John Pike, a defense and intelligence analyst with the Federation of American Scientists, called the Russian proposal "pointless and hopeless." According to Pike, the biggest challenge for an international control regime would be finding items that are large enough to be accountable under a treaty and that can be inspected. Under the Russian plan, the only items that can be accounted for under a treaty "become copies of Satan," Pike said, referring to the infamous virus that lives in a computer's memory and prevents applications from working correctly.
"This is an area where a declaratory policy is not going to make any difference in what anybody else does," Pike said. "Will [terrorists] stop blowing up our embassies if we promise not to use information warfare? No."
Anthony Valletta, vice president of SRA Federal Systems and former acting assistant secretary of Defense for command, control, communications and intelligence, said although the Russian proposal for monitoring and controlling information technologies may not be realistic, there is a definite need for the United States to study the topic. "As technology gets better, [the information warfare threat] is going to get worse," Valletta said. "We need to definitely understand the vulnerabilities."
The Russian draft resolution comes on the heels of a Rand Corp. study, commissioned by DOD's Office of the Assistant Secretary of Defense for C3I, that senior DOD officials could use to craft a common strategy for dealing with the challenge of strategic information warfare. The study, delivered to DOD six months ago, was used to support an ad hoc task force assigned to draft a response to the Russian proposal, according to Roger C. Molander, a senior research analyst with Rand and one of the authors of the study.
DOD officials declined to comment.
An outline of U.S. strategic information operations objectives recently appeared in a DOD publication published in October. The publication, Joint Doctrine for Information Operations, dedicated a chapter to the offensive use of information operations and described in detail the range of operations in which information warfare can be employed. According to the doctrine, the strategic level of information operations includes methods of deterring war, affecting critical infrastructures and disrupting research and development of weapons of mass destruction.
According to the Rand report, Strategic Information Warfare Rising, there are four "plausible and potentially desirable" scenarios or outcomes facing the United States and the world when it comes to strategic information warfare:
* U.S. supremacy in offensive and defensive strategic information warfare.
* A club of strategic information warfare elite, whereby an international policy of "no first use" of strategic information warfare capabilities could be established.
* Global "defensive dominance" in strategic information warfare, whereby an international regime would be established along the lines of existing treaties governing the use of nuclear, chemical and biological weapons to control the spread of strategic information warfare capabilities similar to nuclear, chemical and biological weapons.
* Market-based diversity, whereby the damage or disruption achievable through a strategic information warfare attack is modest and recovery is fast.

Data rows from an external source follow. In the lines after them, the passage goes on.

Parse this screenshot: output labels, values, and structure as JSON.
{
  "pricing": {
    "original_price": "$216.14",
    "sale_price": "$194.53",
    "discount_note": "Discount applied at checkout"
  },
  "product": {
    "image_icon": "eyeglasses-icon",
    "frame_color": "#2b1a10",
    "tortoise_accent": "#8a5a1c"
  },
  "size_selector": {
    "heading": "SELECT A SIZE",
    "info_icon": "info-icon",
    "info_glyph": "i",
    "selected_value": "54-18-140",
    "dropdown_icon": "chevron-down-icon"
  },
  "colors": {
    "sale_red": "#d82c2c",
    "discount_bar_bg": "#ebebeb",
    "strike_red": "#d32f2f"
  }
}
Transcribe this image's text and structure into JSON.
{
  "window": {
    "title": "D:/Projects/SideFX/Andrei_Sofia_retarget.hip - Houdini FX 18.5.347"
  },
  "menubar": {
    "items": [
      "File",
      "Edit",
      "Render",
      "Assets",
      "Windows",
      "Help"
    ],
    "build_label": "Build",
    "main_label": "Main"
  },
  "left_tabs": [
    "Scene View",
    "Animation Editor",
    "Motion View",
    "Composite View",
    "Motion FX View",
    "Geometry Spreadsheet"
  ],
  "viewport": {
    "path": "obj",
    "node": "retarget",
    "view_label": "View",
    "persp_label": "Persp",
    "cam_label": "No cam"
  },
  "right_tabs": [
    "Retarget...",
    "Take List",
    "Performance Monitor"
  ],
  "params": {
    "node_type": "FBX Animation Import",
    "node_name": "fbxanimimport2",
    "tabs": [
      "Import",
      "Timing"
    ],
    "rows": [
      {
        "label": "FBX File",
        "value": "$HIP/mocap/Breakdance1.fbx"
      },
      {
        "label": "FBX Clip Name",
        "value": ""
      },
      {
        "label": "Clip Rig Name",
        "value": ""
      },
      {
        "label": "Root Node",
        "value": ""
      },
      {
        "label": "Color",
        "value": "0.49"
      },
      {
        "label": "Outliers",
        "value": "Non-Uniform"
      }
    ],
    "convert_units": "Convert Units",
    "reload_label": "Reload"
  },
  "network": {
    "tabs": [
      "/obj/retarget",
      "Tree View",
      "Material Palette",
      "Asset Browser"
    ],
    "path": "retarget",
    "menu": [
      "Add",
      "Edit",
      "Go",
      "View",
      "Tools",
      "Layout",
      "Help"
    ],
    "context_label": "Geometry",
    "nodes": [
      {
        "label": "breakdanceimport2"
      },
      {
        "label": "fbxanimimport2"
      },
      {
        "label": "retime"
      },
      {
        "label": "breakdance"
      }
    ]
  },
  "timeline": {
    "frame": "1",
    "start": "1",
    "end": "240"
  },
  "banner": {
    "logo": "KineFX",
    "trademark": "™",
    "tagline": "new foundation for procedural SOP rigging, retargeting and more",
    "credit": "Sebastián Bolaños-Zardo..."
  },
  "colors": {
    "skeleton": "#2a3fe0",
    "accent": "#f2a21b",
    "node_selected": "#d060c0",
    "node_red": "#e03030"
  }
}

The Rand study concerns "the idea that you can shape the future," Molander said. The study challenges policy-makers to think beyond traditional information warfare concepts, Molander said. It really asks the question, "What kind of world do you want to live in?" he said.
Although DOD has aggressively addressed the issue of critical-infrastructure protection, DOD officials are debating how to control the spread of strategic information warfare, Molander said. "There are some in the Pentagon and elsewhere who believe that it will not be to the net advantage of the United States to see [the use of strategic information warfare] become widespread," he said. In fact, Molander added, many in DOD "eschew attacking infrastructures through cyberspace as a new principle of warfare."